= Aminocyclitol =

Class of chemical compounds

The aminocyclitols are compounds related to cyclitols. They possess features of relative and absolute configuration that are characteristic of their class and have been extensively studied; but these features are not clearly displayed by general methods of stereochemical nomenclature, so that special methods of specifying their configuration are justified and have long been used. In other than stereochemical respects, their nomenclature should follow the general rules of organic chemistry.

== Aminocyclitol natural products ==
The aminocyclitol family of natural products is a class of sugar-derived microbial secondary metabolites that demonstrate significant biological activities. Aminocyclitols are found as a component of aminoglycoside antibiotics which is also called as pseudosugars or pseudosaccharides. Aminocyclitols have chemical structures of a carbon ring with amine functional group(s). The class of aminocyclitol containing natural products can be divided by ring sizes or types of precursors.

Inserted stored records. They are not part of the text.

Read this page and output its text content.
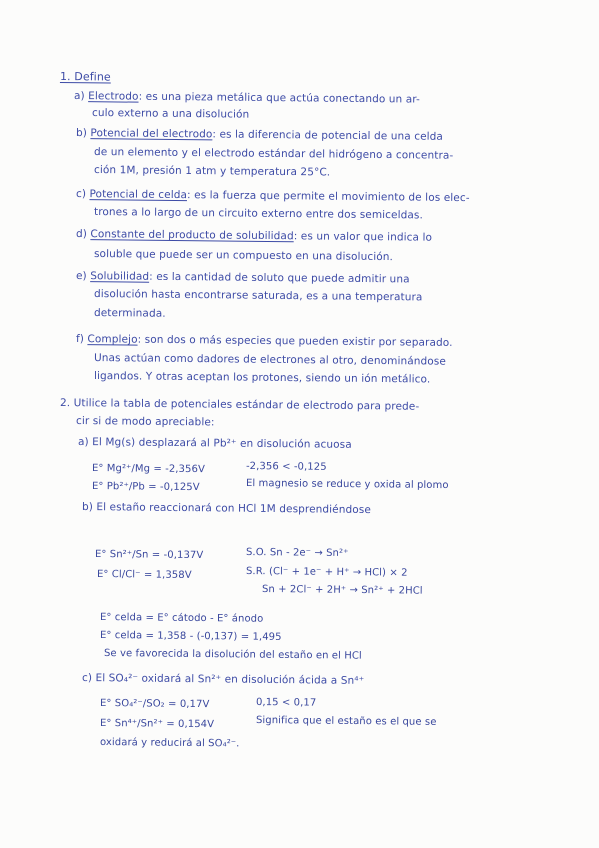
1. Define
a) Electrodo: es una pieza metálica que actúa conectando un ar-
culo externo a una disolución
b) Potencial del electrodo: es la diferencia de potencial de una celda
de un elemento y el electrodo estándar del hidrógeno a concentra-
ción 1M, presión 1 atm y temperatura 25°C.
c) Potencial de celda: es la fuerza que permite el movimiento de los elec-
trones a lo largo de un circuito externo entre dos semiceldas.
d) Constante del producto de solubilidad: es un valor que indica lo
soluble que puede ser un compuesto en una disolución.
e) Solubilidad: es la cantidad de soluto que puede admitir una
disolución hasta encontrarse saturada, es a una temperatura
determinada.
f) Complejo: son dos o más especies que pueden existir por separado.
Unas actúan como dadores de electrones al otro, denominándose
ligandos. Y otras aceptan los protones, siendo un ión metálico.
2. Utilice la tabla de potenciales estándar de electrodo para prede-
cir si de modo apreciable:
a) El Mg(s) desplazará al Pb²⁺ en disolución acuosa
E° Mg²⁺/Mg = -2,356V	-2,356 < -0,125
E° Pb²⁺/Pb = -0,125V	El magnesio se reduce y oxida al plomo
b) El estaño reaccionará con HCl 1M desprendiéndose
E° Sn²⁺/Sn = -0,137V	S.O. Sn - 2e⁻ → Sn²⁺
E° Cl/Cl⁻ = 1,358V	S.R. (Cl⁻ + 1e⁻ + H⁺ → HCl) × 2
Sn + 2Cl⁻ + 2H⁺ → Sn²⁺ + 2HCl
E° celda = E° cátodo - E° ánodo
E° celda = 1,358 - (-0,137) = 1,495
Se ve favorecida la disolución del estaño en el HCl
c) El SO₄²⁻ oxidará al Sn²⁺ en disolución ácida a Sn⁴⁺
E° SO₄²⁻/SO₂ = 0,17V	0,15 < 0,17
E° Sn⁴⁺/Sn²⁺ = 0,154V	Significa que el estaño es el que se
oxidará y reducirá al SO₄²⁻.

=== Five-membered ring aminocyclitols ===

pactamycin

=== Six-membered ring aminocyclitols ===

- 2-deoxy-scyllo-inosose derived aminoglycosides
This class includes kanamycin, neomycin, gentamicin, apramycin, hygromycin.
- myo-inositol 1-phosphate derived aminoglycosides
This class includes streptomycin, spectinomycin.
- sedoheptulose 7-phosphate derived C7N aminocyclitol natural products
This class includes acarbose, validamycin, validoxylamine A, salbostatin, cetoniacytone A, pyralomicin 1a, kirkamide

== Biosynthesis of C7N aminocyclitols ==
Sedoheptulose 7-phosphate, a pentose phosphate pathway intermediate, is a common precursor of C7N aminocyclitol moiety of natural products, such as acarbose, validamycin A, salbostatin, cetoniacytone A, and pyralomicin 1a. 2-epi-5-epi-valiolone synthase (EEVS), one of the sugar phosphate cyclase family enzyme and which is a homolog of 3-dehydroquinate synthase in shikimate pathway, catalyzes the formation of a common intermediate, 2-epi-5-epi-valiolone from sedoheptulose 7-phosphate. After multiple enzyme reaction steps, which include phosphorylation, epimerization, dehydration, and keto-reduction reactions, valienol, an important core structure is formed which leads to the formation of C7N aminocyclitol containing natural products. In validamycin biosynthesis, the C-N linkage which connect the C7 cyclitol moiety to the other was found to be formed by unprecedented actions of nucleotidyltransferase and glycosyltransferase-like enzymes (which is termed pseudoglycosyltransferase).